Voluntário emociona brasileiros em resgate de Juliana e recebe homenagens e pedidos de ajuda financeira
Chamado de “herói”, “guerreiro” e “humano de ouro”, o alpinista indonésio Agam comoveu os brasileiros ao relatar, em uma live nesta quarta-feira (25), como participou voluntariamente do resgate da brasileira Juliana Marins no Monte Rinjani, na Indonésia. A jovem de 26 anos foi encontrada sem vida após cair de uma trilha durante uma expedição.
Apesar das limitações técnicas e do clima desfavorável que impediram o resgate em tempo hábil, a ação de Agam e do colega Tyo, ambos guias experientes, foi exaltada nas redes sociais. Agam chegou ao corpo ainda à noite e passou a madrugada ao lado da vítima para evitar que ela escorregasse mais. “Estava muito frio. Usamos âncoras para não cair mais 300 metros”, contou. Ao se voluntariar, declarou que só sairia do local quando Juliana também saísse.

Reconhecimento e apoio financeiro
Durante a transmissão ao vivo, internautas pediram para contribuir financeiramente com o alpinista. A princípio, Agam recusou compartilhar os dados bancários, dizendo que “faz isso de coração”. Mais tarde, autorizou a divulgação da conta, prometendo dividir a ajuda com os colegas de resgate e usar parte dos recursos em projetos de reflorestamento nas trilhas que percorre.

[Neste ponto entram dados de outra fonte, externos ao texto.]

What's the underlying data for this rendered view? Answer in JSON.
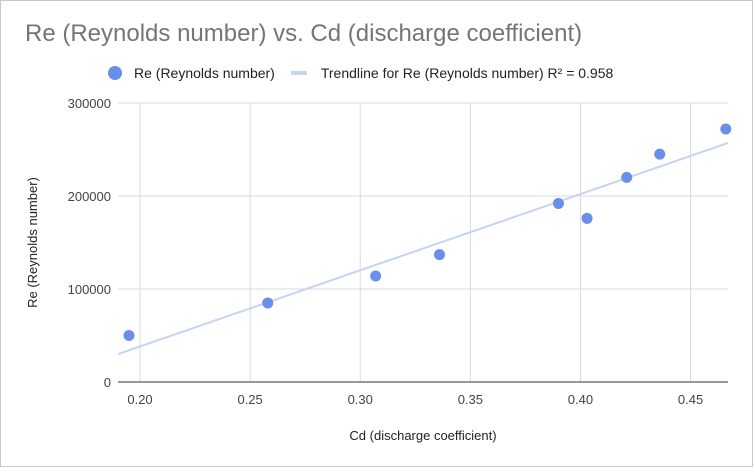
{
  "chart_data": {
    "type": "scatter",
    "title": "Re (Reynolds number) vs. Cd (discharge coefficient)",
    "xlabel": "Cd (discharge coefficient)",
    "ylabel": "Re (Reynolds number)",
    "xlim": [
      0.19,
      0.467
    ],
    "ylim": [
      0,
      300000
    ],
    "x_ticks": [
      "0.20",
      "0.25",
      "0.30",
      "0.35",
      "0.40",
      "0.45"
    ],
    "x_tick_values": [
      0.2,
      0.25,
      0.3,
      0.35,
      0.4,
      0.45
    ],
    "y_ticks": [
      "0",
      "100000",
      "200000",
      "300000"
    ],
    "y_tick_values": [
      0,
      100000,
      200000,
      300000
    ],
    "grid": true,
    "legend_position": "top",
    "series": [
      {
        "name": "Re (Reynolds number)",
        "color": "#6a8fe8",
        "points": [
          {
            "x": 0.195,
            "y": 50000
          },
          {
            "x": 0.258,
            "y": 85000
          },
          {
            "x": 0.307,
            "y": 114000
          },
          {
            "x": 0.336,
            "y": 137000
          },
          {
            "x": 0.39,
            "y": 192000
          },
          {
            "x": 0.403,
            "y": 176000
          },
          {
            "x": 0.421,
            "y": 220000
          },
          {
            "x": 0.436,
            "y": 245000
          },
          {
            "x": 0.466,
            "y": 272000
          }
        ]
      }
    ],
    "trendline": {
      "label": "Trendline for Re (Reynolds number) R² = 0.958",
      "color": "#c5d3f6",
      "start": {
        "x": 0.19,
        "y": 30000
      },
      "end": {
        "x": 0.467,
        "y": 257000
      }
    }
  }
}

“Ele agradeceu de coração e pediu desculpas por não ter conseguido trazê-la de volta. Disse que fez o melhor que pôde”, afirmou a tradutora que participou da live.

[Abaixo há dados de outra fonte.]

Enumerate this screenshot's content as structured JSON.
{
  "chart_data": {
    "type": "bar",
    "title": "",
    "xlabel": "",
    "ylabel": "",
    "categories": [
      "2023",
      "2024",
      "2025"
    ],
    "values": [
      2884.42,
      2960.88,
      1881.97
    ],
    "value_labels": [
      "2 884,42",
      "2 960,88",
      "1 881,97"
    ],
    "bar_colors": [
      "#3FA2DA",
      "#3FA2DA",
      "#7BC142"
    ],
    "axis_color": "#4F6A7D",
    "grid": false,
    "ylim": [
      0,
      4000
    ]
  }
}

Críticas ao sistema de resgate
Enquanto Agam era exaltado por sua coragem e empatia, autoridades indonésias foram duramente criticadas pela demora e estrutura precária das operações. O perfil criado pela família de Juliana para divulgar atualizações sobre o caso denunciou negligência e falta de ação do parque nacional, mesmo ciente dos riscos climáticos recorrentes nesta época do ano.
“O parque segue com atividades normalmente, turistas continuam subindo a trilha, enquanto Juliana estava sem água, comida ou agasalho. Passou mais uma noite sem resgate por falta de estrutura”, publicou a irmã, Mariana Marins.

Desaparecimento e tragédia
Juliana estava em viagem pela Ásia desde fevereiro e havia visitado Filipinas, Vietnã e Tailândia antes de chegar à Indonésia. Segundo relatos, ela fazia trilha com um grupo de cinco pessoas e um guia. No segundo dia, sentiu-se exausta e ficou para trás. O guia seguiu sozinho até o cume e não retornou.
“A informação inicial era de que o guia tinha ficado com ela, mas descobrimos que ele seguiu viagem. Juliana ficou sozinha, desesperada, e caiu. Abandonaram Juliana”, disse Mariana em entrevista ao Fantástico.

A operação de resgate envolveu mais de 15 horas de trabalho com cordas e içamento, em meio à forte neblina e trilha escura. O corpo foi levado até o hospital na cidade de Sembalun.
Agam, que pagou suas próprias despesas para participar da missão, agora é símbolo de humanidade e solidariedade para milhares de brasileiros.